Microtonal harmonium

The orthotonophonium is a free reed aerophone similar to a harmonium with 72 (sometimes 53) keys per octave, that can be played all diatonic key intervals and chords using just intonation. The instrument was created in 1914 by German physicist Arthur von Oettingen to advance his theories of harmonic dualism.

== Etymology ==
The word "orthotonophonium" is a portmanteau of the Greek words ορθός ("correct"), τόνος ("tone"), and φωνή ("sound").

== Development ==
German physicist Arthur von Oettingen became interested in microtonal tuning in the 1870s, later developing the idea for a harmonium using 72 or 53 keys, with almost any chord using thirds, fourths, and fifths. The first orthotonophonium was built in 1914 by German instrument manufacturer Schiedmayer.

== Functionality ==
When playing in equal temperament, beats are unavoidable due to the Pythagorean comma.
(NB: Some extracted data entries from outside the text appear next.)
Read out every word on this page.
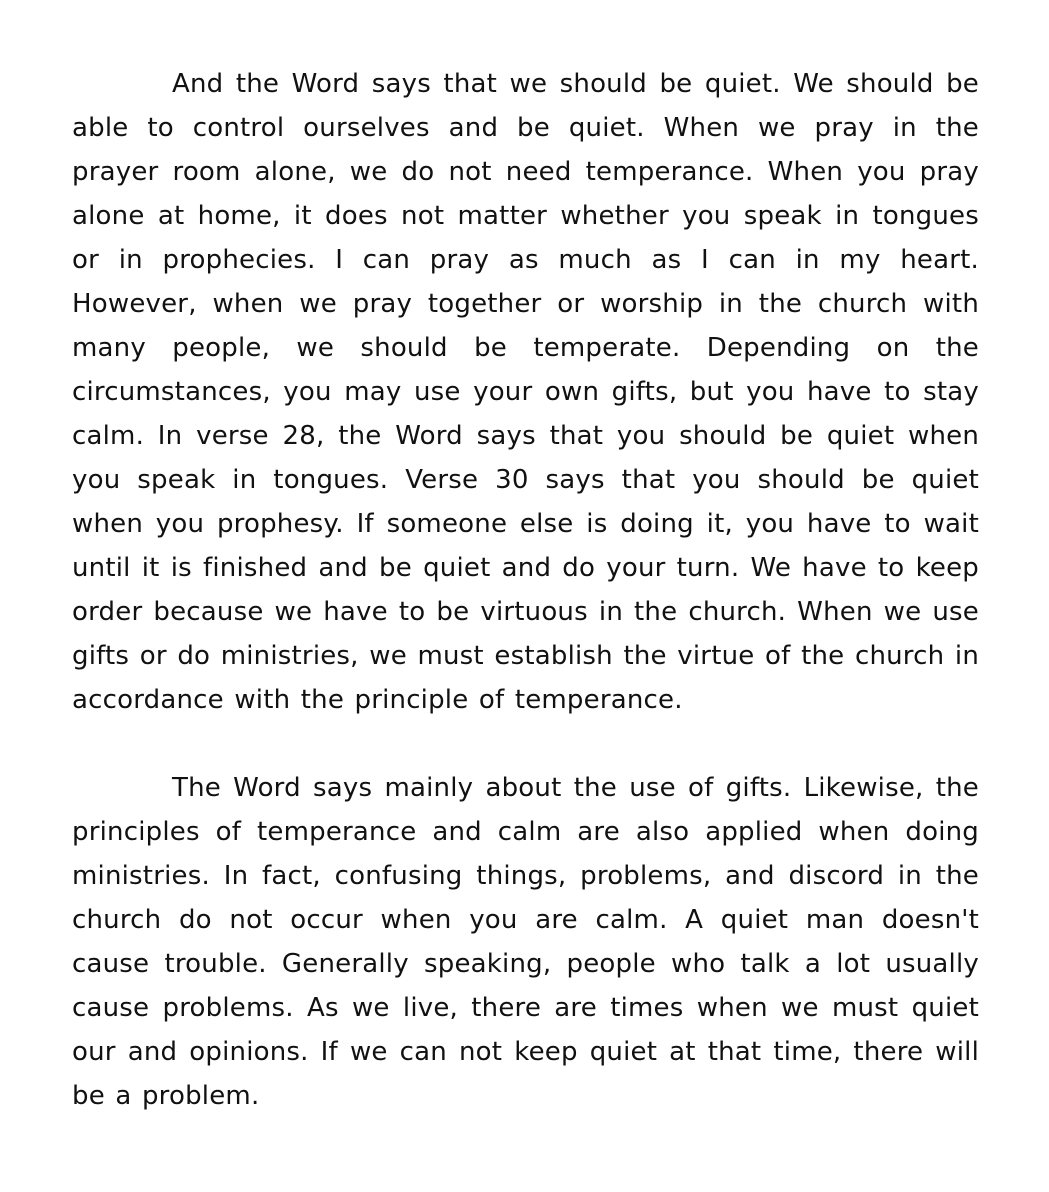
And the Word says that we should be quiet. We should be able to control ourselves and be quiet. When we pray in the prayer room alone, we do not need temperance. When you pray alone at home, it does not matter whether you speak in tongues or in prophecies. I can pray as much as I can in my heart. However, when we pray together or worship in the church with many people, we should be temperate. Depending on the circumstances, you may use your own gifts, but you have to stay calm. In verse 28, the Word says that you should be quiet when you speak in tongues. Verse 30 says that you should be quiet when you prophesy. If someone else is doing it, you have to wait until it is finished and be quiet and do your turn. We have to keep order because we have to be virtuous in the church. When we use gifts or do ministries, we must establish the virtue of the church in accordance with the principle of temperance.

The Word says mainly about the use of gifts. Likewise, the principles of temperance and calm are also applied when doing ministries. In fact, confusing things, problems, and discord in the church do not occur when you are calm. A quiet man doesn't cause trouble. Generally speaking, people who talk a lot usually cause problems. As we live, there are times when we must quiet our and opinions. If we can not keep quiet at that time, there will be a problem.
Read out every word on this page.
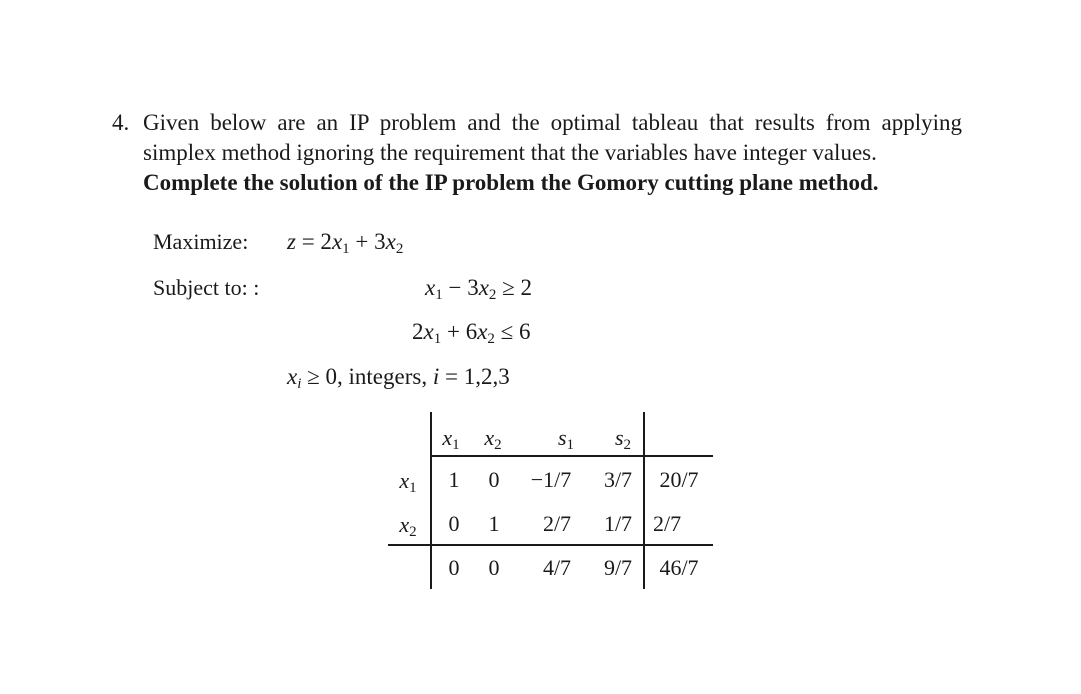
4. Given below are an IP problem and the optimal tableau that results from applying simplex method ignoring the requirement that the variables have integer values.
Complete the solution of the IP problem the Gomory cutting plane method.
Maximize: $z = 2x_1 + 3x_2$
Subject to: :	$x_1 - 3x_2 \ge 2$
$2x_1 + 6x_2 \le 6$
$x_i \ge 0$, integers, i = 1,2,3
$x_1$ $x_2$	$s_1$	$s_2$
$x_1$ 1 0	−1/7	3/7	20/7
$x_2$ 0 1	2/7	1/7 2/7
0 0	4/7	9/7	46/7
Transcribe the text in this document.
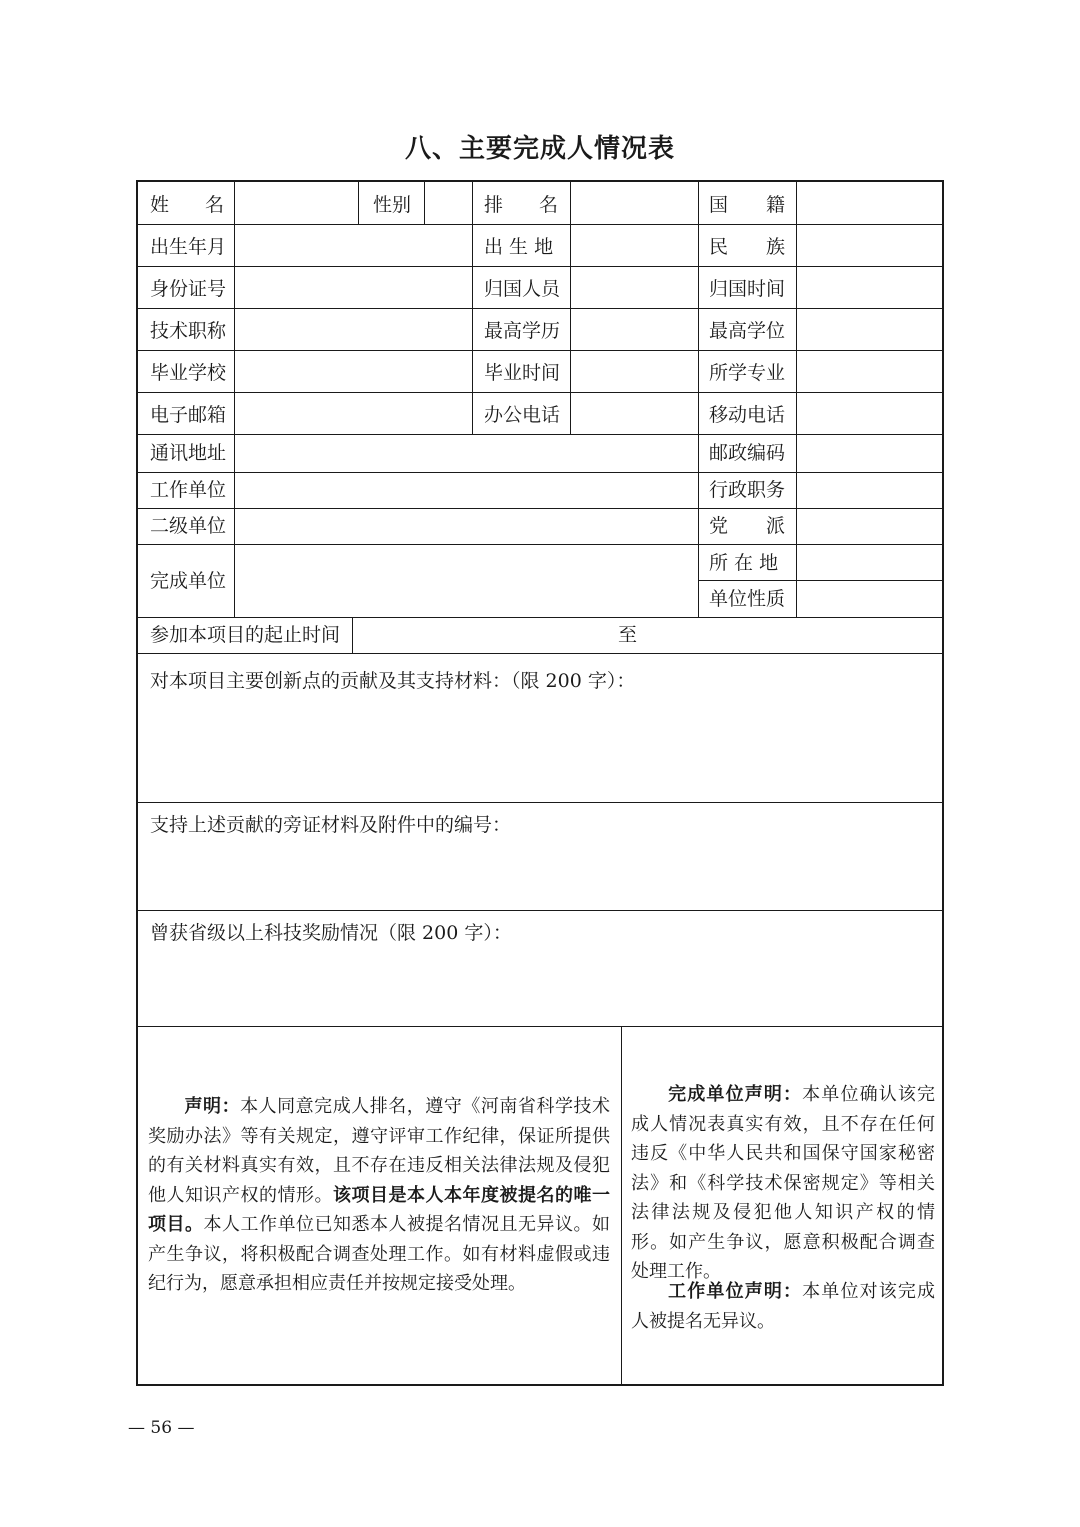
八、主要完成人情况表
姓 名	性别	排 名	国 籍
出生年月	出 生 地	民 族
身份证号	归国人员	归国时间
技术职称	最高学历	最高学位
毕业学校	毕业时间	所学专业
电子邮箱	办公电话	移动电话
通讯地址	邮政编码
工作单位	行政职务
二级单位	党 派
完成单位
所 在 地
单位性质
参加本项目的起止时间	至
对本项目主要创新点的贡献及其支持材料：（限 200 字）：
支持上述贡献的旁证材料及附件中的编号：
曾获省级以上科技奖励情况（限 200 字）：
声明：本人同意完成人排名，遵守《河南省科学技术奖励办法》等有关规定，遵守评审工作纪律，保证所提供的有关材料真实有效，且不存在违反相关法律法规及侵犯他人知识产权的情形。该项目是本人本年度被提名的唯一项目。本人工作单位已知悉本人被提名情况且无异议。如产生争议，将积极配合调查处理工作。如有材料虚假或违纪行为，愿意承担相应责任并按规定接受处理。
完成单位声明：本单位确认该完成人情况表真实有效，且不存在任何违反《中华人民共和国保守国家秘密法》和《科学技术保密规定》等相关法律法规及侵犯他人知识产权的情形。如产生争议，愿意积极配合调查处理工作。
工作单位声明：本单位对该完成人被提名无异议。
— 56 —
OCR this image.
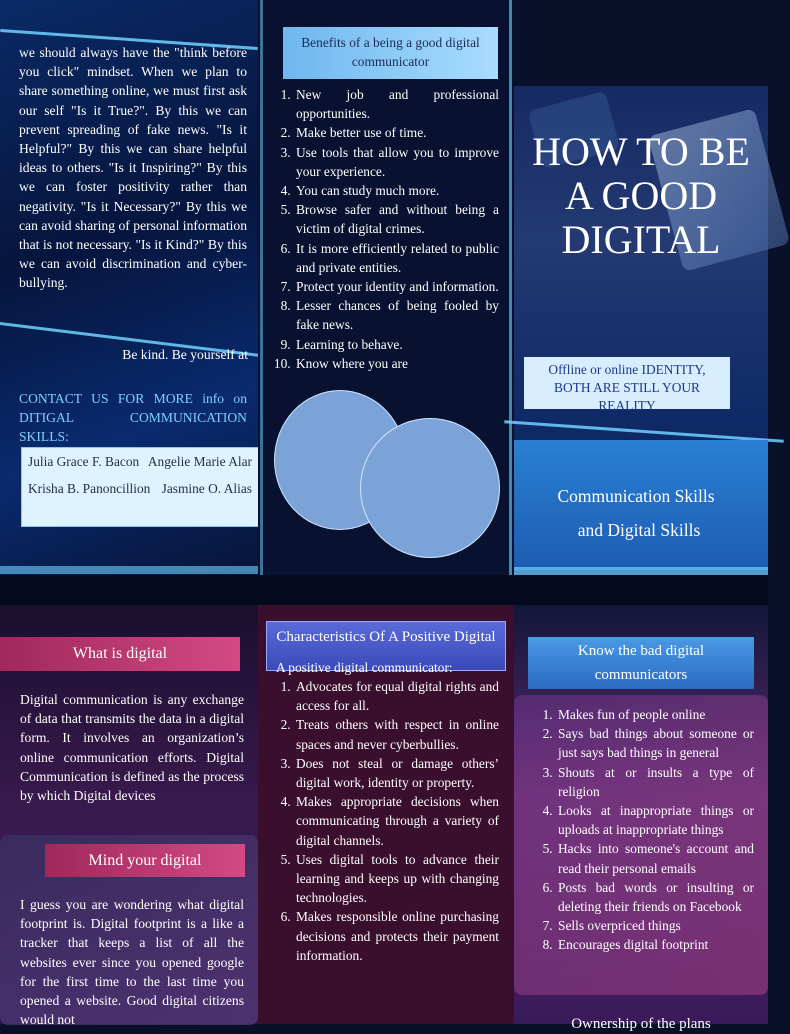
we should always have the "think before you click" mindset. When we plan to share something online, we must first ask our self "Is it True?". By this we can prevent spreading of fake news. "Is it Helpful?" By this we can share helpful ideas to others. "Is it Inspiring?" By this we can foster positivity rather than negativity. "Is it Necessary?" By this we can avoid sharing of personal information that is not necessary. "Is it Kind?" By this we can avoid discrimination and cyber-bullying.
Be kind. Be yourself at
CONTACT US FOR MORE info on DITIGAL COMMUNICATION SKILLS:
Julia Grace F. Bacon Angelie Marie Alar
Krisha B. Panoncillion Jasmine O. Alias
Benefits of a being a good digital communicator
1. New job and professional opportunities.
2. Make better use of time.
3. Use tools that allow you to improve your experience.
4. You can study much more.
5. Browse safer and without being a victim of digital crimes.
6. It is more efficiently related to public and private entities.
7. Protect your identity and information.
8. Lesser chances of being fooled by fake news.
9. Learning to behave.
10. Know where you are
HOW TO BE A GOOD DIGITAL
Offline or online IDENTITY, BOTH ARE STILL YOUR REALITY
Communication Skills
and Digital Skills
What is digital
Digital communication is any exchange of data that transmits the data in a digital form. It involves an organization’s online communication efforts. Digital Communication is defined as the process by which Digital devices
Mind your digital
I guess you are wondering what digital footprint is. Digital footprint is a like a tracker that keeps a list of all the websites ever since you opened google for the first time to the last time you opened a website. Good digital citizens would not
Characteristics Of A Positive Digital
A positive digital communicator:
1. Advocates for equal digital rights and access for all.
2. Treats others with respect in online spaces and never cyberbullies.
3. Does not steal or damage others’ digital work, identity or property.
4. Makes appropriate decisions when communicating through a variety of digital channels.
5. Uses digital tools to advance their learning and keeps up with changing technologies.
6. Makes responsible online purchasing decisions and protects their payment information.
Know the bad digital communicators
1. Makes fun of people online
2. Says bad things about someone or just says bad things in general
3. Shouts at or insults a type of religion
4. Looks at inappropriate things or uploads at inappropriate things
5. Hacks into someone's account and read their personal emails
6. Posts bad words or insulting or deleting their friends on Facebook
7. Sells overpriced things
8. Encourages digital footprint
Ownership of the plans
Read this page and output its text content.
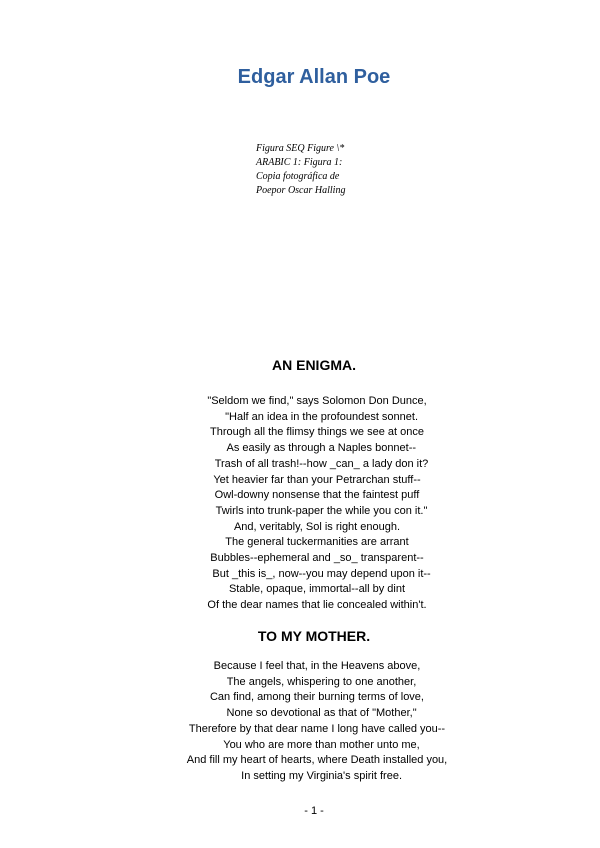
Edgar Allan Poe
Figura SEQ Figure \*
ARABIC 1: Figura 1:
Copia fotográfica de
Poepor Oscar Halling
AN ENIGMA.
"Seldom we find," says Solomon Don Dunce,
"Half an idea in the profoundest sonnet.
Through all the flimsy things we see at once
As easily as through a Naples bonnet--
Trash of all trash!--how _can_ a lady don it?
Yet heavier far than your Petrarchan stuff--
Owl-downy nonsense that the faintest puff
Twirls into trunk-paper the while you con it."
And, veritably, Sol is right enough.
The general tuckermanities are arrant
Bubbles--ephemeral and _so_ transparent--
But _this is_, now--you may depend upon it--
Stable, opaque, immortal--all by dint
Of the dear names that lie concealed within't.
TO MY MOTHER.
Because I feel that, in the Heavens above,
The angels, whispering to one another,
Can find, among their burning terms of love,
None so devotional as that of "Mother,"
Therefore by that dear name I long have called you--
You who are more than mother unto me,
And fill my heart of hearts, where Death installed you,
In setting my Virginia's spirit free.
- 1 -
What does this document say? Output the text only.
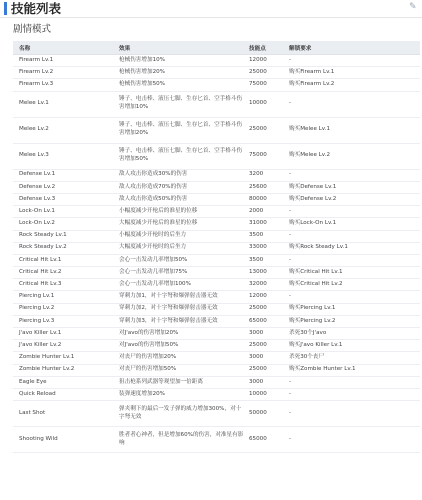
技能列表	✎
剧情模式
名称	效果	技能点	解锁要求
Firearm Lv.1	枪械伤害增加10%	12000	-
Firearm Lv.2	枪械伤害增加20%	25000	购买Firearm Lv.1
Firearm Lv.3	枪械伤害增加50%	75000	购买Firearm Lv.2
Melee Lv.1	锤子、电击棒、液压七脚、生存匕首、空手格斗伤害增加10%	10000	-
Melee Lv.2	锤子、电击棒、液压七脚、生存匕首、空手格斗伤害增加20%	25000	购买Melee Lv.1
Melee Lv.3	锤子、电击棒、液压七脚、生存匕首、空手格斗伤害增加50%	75000	购买Melee Lv.2
Defense Lv.1	敌人攻击你造成30%的伤害	3200	-
Defense Lv.2	敌人攻击你造成70%的伤害	25600	购买Defense Lv.1
Defense Lv.3	敌人攻击你造成50%的伤害	80000	购买Defense Lv.2
Lock-On Lv.1	小幅度减少开枪后的准星的位移	2000	-
Lock-On Lv.2	大幅度减少开枪后的准星的位移	31000	购买Lock-On Lv.1
Rock Steady Lv.1	小幅度减少开枪时的后坐力	3500	-
Rock Steady Lv.2	大幅度减少开枪时的后坐力	33000	购买Rock Steady Lv.1
Critical Hit Lv.1	会心一击发动几率增加50%	3500	-
Critical Hit Lv.2	会心一击发动几率增加75%	13000	购买Critical Hit Lv.1
Critical Hit Lv.3	会心一击发动几率增加100%	32000	购买Critical Hit Lv.2
Piercing Lv.1	穿刺力加1，对十字弩和爆弹射击器无效	12000	-
Piercing Lv.2	穿刺力加2，对十字弩和爆弹射击器无效	25000	购买Piercing Lv.1
Piercing Lv.3	穿刺力加3，对十字弩和爆弹射击器无效	65000	购买Piercing Lv.2
J'avo Killer Lv.1	对J'avo的伤害增加20%	3000	杀死30个J'avo
J'avo Killer Lv.2	对J'avo的伤害增加50%	25000	购买J'avo Killer Lv.1
Zombie Hunter Lv.1	对丧尸的伤害增加20%	3000	杀死30个丧尸
Zombie Hunter Lv.2	对丧尸的伤害增加50%	25000	购买Zombie Hunter Lv.1
Eagle Eye	狙击枪系列武器等观望加一倍距离	3000	-
Quick Reload	装弹速度增加20%	10000	-
Last Shot	弹夹剩下的最后一发子弹的威力增加300%，对十字弩无效	50000	-
Shooting Wild	胜者者心神者，但是增加60%的伤害，对准星有影响	65000	-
This interference can be avoided playing on an orthotonophonium, since the pitch of a tone can be chosen such that only pure intervals are played. This is achieved by using a different tuning system - 72TET. Unlike a piano, where there are only twelve keys per octave, on an orthotonophonium, the player has the choice of several pitches per tone. This eliminates enharmonics, since for example, a G♯ can be altered several cents higher than an A♭.